The Cyber Arms Watch – Uncovering the Stated & Perceived Offensive Cyber Capabilities of States

Rationale: A lack of Transparency

Conflict between states has taken on new forms, and cyber operations play a leading role
in this increasingly volatile environment, earning them a top spot among states’ most critical
security concerns. According to the Council on Foreign Relations, 34 states are suspected
of sponsoring cyber operations since 2005.1 Despite the high level of activity, relatively little
is publicly known about the offensive cyber capabilities of states. This is despite the widely
held concern in diplomatic circles that tensions in cyberspace are escalating, and the likelihood
of a catastrophic cyber exchange between nation states continues to rise. Such a
calamity could well happen by accident. Avoiding “inadvertent escalation” – or accidental war
– remains the most significant challenge between states in cyberspace.
A major contribution to this uncertainty is the lack of transparency of offensive cyber capabilities.
Unlike other military systems, they are largely treated as dark secrets from the espionage
world. Traditional arms control efforts have depended upon the ability to count weapon
systems, like tanks and missiles, to regulate their deployment. But there is no common understanding
of what “cyber weapons” are, or indeed even “cyber forces”. States are left guessing
as to the overall capability of another state (albeit at widely varying degrees of detail) without,
for the most part, being able to detail the exact order of battle, table of equipment, tactics,
techniques, procedures or other basic information – unless the intelligence assessment is
very complete.2 This secrecy has implications not only for intelligence and national security
assessments, but more so for both the institutional dialogues and the wider public discussion
on international peace and security in cyberspace, by foreclosing any common language on
offensive cyber capabilities and intent.
Because of the lack of transparency, intergovernmental, track 1 and track 2 discussions
often lack any basis for common exchange. It frustrates meaningful progress for predictability,
confidence-building measures (e.g. within regional organisations such as ASEAN and
the OSCE), norms of responsible state behaviour (e.g. within the United Nations), and other
stability measures. The lack of transparency also impacts and limits the wider public discussion:
the general absence of information means that much of the public, media, and academic
discussion is not in sync with reality and risks becoming irrelevant.
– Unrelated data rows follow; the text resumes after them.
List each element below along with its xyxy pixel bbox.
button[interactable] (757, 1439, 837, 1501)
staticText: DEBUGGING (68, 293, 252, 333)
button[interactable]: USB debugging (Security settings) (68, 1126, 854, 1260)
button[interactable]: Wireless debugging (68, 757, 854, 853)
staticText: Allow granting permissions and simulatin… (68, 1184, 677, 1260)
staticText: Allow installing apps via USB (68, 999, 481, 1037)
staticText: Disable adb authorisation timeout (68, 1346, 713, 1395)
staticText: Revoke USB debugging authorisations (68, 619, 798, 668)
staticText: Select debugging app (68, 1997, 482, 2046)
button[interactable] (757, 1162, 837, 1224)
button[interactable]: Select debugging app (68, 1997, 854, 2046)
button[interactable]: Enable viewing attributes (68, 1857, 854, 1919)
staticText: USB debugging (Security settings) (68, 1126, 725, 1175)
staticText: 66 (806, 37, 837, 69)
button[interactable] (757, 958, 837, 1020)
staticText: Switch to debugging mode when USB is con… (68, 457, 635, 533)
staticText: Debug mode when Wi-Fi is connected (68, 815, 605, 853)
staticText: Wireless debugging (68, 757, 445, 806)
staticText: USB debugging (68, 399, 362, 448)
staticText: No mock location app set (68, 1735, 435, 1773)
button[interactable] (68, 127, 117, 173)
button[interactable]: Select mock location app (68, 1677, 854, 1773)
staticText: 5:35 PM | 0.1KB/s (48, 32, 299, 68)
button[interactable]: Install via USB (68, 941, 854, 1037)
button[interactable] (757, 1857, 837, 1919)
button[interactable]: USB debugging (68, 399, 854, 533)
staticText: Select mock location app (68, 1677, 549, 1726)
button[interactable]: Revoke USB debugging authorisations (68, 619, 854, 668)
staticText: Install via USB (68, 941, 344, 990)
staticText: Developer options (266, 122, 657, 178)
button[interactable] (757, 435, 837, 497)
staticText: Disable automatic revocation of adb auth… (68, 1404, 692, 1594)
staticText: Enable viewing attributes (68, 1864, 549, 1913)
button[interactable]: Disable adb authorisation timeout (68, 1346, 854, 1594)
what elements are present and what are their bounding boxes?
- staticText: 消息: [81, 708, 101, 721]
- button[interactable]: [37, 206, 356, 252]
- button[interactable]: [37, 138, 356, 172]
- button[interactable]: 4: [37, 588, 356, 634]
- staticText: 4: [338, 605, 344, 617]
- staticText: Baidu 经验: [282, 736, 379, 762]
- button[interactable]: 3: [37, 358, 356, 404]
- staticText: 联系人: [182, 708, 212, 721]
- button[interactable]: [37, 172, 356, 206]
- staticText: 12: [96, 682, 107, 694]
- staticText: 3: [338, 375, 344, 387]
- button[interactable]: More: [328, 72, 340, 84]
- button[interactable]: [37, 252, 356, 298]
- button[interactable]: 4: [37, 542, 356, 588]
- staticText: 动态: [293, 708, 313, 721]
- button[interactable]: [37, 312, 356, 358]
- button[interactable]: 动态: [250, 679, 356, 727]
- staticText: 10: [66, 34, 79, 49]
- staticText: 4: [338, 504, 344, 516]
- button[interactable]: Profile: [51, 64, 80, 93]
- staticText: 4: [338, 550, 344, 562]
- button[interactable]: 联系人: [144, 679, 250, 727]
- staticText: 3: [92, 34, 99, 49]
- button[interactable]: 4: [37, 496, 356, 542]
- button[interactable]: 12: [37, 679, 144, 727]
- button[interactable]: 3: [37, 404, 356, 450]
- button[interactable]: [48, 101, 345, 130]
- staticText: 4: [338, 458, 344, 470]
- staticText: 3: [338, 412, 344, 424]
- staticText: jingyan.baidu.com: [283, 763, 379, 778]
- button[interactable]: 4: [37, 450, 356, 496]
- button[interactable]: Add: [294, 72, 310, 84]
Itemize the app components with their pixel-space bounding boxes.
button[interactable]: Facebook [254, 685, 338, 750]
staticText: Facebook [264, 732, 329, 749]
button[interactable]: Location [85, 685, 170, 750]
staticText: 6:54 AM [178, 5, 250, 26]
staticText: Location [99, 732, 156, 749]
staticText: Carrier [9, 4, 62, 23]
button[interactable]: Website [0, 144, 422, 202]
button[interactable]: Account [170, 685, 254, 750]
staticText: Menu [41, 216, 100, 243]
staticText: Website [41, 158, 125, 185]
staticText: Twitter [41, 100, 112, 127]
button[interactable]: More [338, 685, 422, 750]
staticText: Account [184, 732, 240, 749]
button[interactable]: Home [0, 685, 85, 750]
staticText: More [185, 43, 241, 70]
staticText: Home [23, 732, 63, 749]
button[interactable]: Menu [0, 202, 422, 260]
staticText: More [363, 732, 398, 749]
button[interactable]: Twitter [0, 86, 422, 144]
Objective: A Cyber Transparency Index

The Cyber Arms Watch aims to make a contribution to international peace and security by
developing the first iteration of a “Cyber Transparency Index” that offers insight into the stated
and the perceived offensive cyber capabilities of 60 states. Inspired by the Freedom House
Index, the results are visualized as an interactive world map monitor, offering diplomats,
academics and researchers alike full access to the underlying database.

The Cyber Arms Watch offers insight into the current state of transparency in offensive
cyber capabilities. Academic research has shown time and time again that transparency on
“new weapons” helps reduce the scope for misunderstanding, provides for clarity of intent
and predictability, and helps establish norms of restraint and communication – all essential
ingredients for stability. Finally, more transparency would bring many of the public, media, and
academic discussions closer to reality.